Support and operate Legion’s AWS-based cloud platform and Kubernetes (EKS) environments.
Leverage GenAI tools (e.g., Claude Code, Codex, or similar) to accelerate infrastructure development, automation, and auto-remediation of common production issues.
Build and maintain infrastructure-as-code using Terraform.
Develop automation and internal tooling using Go or Python.

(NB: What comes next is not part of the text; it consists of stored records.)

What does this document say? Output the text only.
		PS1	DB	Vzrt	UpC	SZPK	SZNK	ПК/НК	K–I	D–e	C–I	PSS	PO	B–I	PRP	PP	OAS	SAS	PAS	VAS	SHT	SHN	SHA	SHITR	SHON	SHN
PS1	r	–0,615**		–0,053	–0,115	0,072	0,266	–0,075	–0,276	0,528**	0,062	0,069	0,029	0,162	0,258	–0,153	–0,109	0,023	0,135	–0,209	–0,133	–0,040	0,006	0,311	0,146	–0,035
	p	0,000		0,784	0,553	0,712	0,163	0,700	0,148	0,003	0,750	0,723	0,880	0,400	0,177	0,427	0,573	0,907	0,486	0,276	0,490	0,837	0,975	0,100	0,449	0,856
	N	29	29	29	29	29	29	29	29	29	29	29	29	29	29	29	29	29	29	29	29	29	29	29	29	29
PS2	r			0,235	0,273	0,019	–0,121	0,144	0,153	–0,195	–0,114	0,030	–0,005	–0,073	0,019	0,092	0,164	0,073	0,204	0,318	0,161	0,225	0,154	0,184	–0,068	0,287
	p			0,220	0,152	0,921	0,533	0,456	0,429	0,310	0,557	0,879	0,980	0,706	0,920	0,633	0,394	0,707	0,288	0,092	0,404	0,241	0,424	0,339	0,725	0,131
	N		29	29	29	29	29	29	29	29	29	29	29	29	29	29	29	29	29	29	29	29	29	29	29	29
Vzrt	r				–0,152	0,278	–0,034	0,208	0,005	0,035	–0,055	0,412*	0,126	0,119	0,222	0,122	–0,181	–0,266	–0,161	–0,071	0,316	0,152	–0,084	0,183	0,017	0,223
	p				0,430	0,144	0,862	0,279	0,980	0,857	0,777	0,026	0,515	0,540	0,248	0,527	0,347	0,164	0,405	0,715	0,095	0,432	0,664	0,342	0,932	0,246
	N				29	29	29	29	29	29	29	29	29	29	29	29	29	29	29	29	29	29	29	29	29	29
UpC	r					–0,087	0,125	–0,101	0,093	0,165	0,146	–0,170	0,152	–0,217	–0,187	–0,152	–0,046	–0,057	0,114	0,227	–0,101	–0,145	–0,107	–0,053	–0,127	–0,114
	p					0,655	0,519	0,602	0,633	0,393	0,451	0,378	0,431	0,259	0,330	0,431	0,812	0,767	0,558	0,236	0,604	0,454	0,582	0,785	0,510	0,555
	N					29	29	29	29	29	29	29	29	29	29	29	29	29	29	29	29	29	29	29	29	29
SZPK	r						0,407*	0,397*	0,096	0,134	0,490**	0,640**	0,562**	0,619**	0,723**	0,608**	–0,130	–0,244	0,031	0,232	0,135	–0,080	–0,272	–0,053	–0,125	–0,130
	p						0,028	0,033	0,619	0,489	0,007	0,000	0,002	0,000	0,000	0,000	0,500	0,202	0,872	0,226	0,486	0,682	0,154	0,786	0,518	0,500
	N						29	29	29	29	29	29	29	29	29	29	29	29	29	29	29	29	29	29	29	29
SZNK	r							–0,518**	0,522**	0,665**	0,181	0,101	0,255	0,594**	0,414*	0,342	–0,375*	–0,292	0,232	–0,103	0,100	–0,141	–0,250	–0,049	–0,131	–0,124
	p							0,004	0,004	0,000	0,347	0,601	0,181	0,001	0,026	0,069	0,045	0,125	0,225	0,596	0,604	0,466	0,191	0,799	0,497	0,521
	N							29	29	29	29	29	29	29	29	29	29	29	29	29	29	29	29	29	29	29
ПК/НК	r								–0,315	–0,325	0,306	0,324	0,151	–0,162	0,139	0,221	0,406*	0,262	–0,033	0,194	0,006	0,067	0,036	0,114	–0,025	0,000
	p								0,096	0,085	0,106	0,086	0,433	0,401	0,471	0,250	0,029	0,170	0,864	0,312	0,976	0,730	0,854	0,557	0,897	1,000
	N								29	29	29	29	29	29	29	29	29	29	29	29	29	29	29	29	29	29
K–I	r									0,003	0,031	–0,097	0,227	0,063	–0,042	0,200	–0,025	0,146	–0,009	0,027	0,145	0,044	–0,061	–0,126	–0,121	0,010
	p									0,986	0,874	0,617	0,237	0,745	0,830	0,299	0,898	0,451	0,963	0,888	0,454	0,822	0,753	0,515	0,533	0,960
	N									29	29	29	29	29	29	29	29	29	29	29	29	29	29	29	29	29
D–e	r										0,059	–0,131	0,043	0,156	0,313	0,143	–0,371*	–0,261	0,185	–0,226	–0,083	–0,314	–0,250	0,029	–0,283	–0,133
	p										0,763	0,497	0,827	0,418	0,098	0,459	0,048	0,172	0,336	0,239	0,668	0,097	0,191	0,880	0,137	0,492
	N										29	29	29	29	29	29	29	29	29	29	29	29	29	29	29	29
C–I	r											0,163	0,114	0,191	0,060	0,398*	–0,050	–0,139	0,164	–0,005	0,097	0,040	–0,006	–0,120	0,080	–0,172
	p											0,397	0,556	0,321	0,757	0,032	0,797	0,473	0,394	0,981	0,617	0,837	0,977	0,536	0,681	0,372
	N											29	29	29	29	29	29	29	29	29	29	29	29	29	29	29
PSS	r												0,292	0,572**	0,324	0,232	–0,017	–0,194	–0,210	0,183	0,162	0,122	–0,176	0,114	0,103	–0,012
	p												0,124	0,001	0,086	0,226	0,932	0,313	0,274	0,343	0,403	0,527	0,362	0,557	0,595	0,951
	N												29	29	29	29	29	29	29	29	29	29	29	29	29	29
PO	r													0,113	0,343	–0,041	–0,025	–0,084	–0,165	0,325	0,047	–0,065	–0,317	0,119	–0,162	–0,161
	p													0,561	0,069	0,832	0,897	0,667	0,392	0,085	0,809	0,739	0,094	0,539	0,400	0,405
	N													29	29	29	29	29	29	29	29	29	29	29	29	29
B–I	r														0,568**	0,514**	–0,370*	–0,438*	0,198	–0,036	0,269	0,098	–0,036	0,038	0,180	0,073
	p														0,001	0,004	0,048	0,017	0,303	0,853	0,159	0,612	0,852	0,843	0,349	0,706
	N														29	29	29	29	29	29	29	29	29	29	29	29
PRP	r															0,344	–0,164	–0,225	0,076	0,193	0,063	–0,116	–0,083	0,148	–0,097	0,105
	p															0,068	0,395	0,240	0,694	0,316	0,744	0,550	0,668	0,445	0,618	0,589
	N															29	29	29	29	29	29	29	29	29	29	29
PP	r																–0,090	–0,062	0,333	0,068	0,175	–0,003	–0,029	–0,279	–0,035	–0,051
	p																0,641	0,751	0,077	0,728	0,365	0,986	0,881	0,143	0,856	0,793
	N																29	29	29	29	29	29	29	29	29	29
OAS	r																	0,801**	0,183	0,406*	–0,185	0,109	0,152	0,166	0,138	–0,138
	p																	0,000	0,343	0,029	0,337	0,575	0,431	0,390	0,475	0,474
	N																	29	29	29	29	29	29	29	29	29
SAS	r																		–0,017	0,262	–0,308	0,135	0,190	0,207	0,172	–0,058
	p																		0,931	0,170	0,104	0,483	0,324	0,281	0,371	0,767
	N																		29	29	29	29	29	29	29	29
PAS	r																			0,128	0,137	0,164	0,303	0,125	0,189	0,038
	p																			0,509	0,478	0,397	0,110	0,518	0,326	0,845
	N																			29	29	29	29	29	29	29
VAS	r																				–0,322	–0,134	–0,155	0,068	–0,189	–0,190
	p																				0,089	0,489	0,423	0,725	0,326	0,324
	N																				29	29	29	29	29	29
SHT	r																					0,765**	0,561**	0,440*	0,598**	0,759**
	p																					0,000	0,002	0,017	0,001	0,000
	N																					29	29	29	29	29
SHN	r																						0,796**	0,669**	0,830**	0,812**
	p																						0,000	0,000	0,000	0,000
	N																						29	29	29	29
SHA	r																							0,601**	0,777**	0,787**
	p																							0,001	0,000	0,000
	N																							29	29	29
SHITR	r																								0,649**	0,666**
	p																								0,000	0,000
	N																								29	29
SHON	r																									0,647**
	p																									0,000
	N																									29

Improve CI/CD pipelines to increase deployment safety and velocity.
Define and improve monitoring, alerting, and observability systems.
Respond to production incidents, conduct root cause analysis, and implement systemic improvements.
Develop and automate operational runbooks and remediation workflows.
Support production deployments, including during off-hours as needed.
Requirements
8+ years of experience in SRE, DevOps, or SaaS production operations.
5+ years of hands-on experience operating large scale production workloads in AWS.
Strong experience with Terraform and infrastructure-as-code practices.
5+ years of experience with containerized environments using Docker and Kubernetes (EKS preferred); familiarity with Helm.
Proficiency in Go or Python (or similar programming language).
Experience building and maintaining CI/CD systems (Git-based workflows, Argo, Jenkins or similar).
Strong Linux/Unix systems experience.
Bachelor’s degree in Computer Science or equivalent practical experience.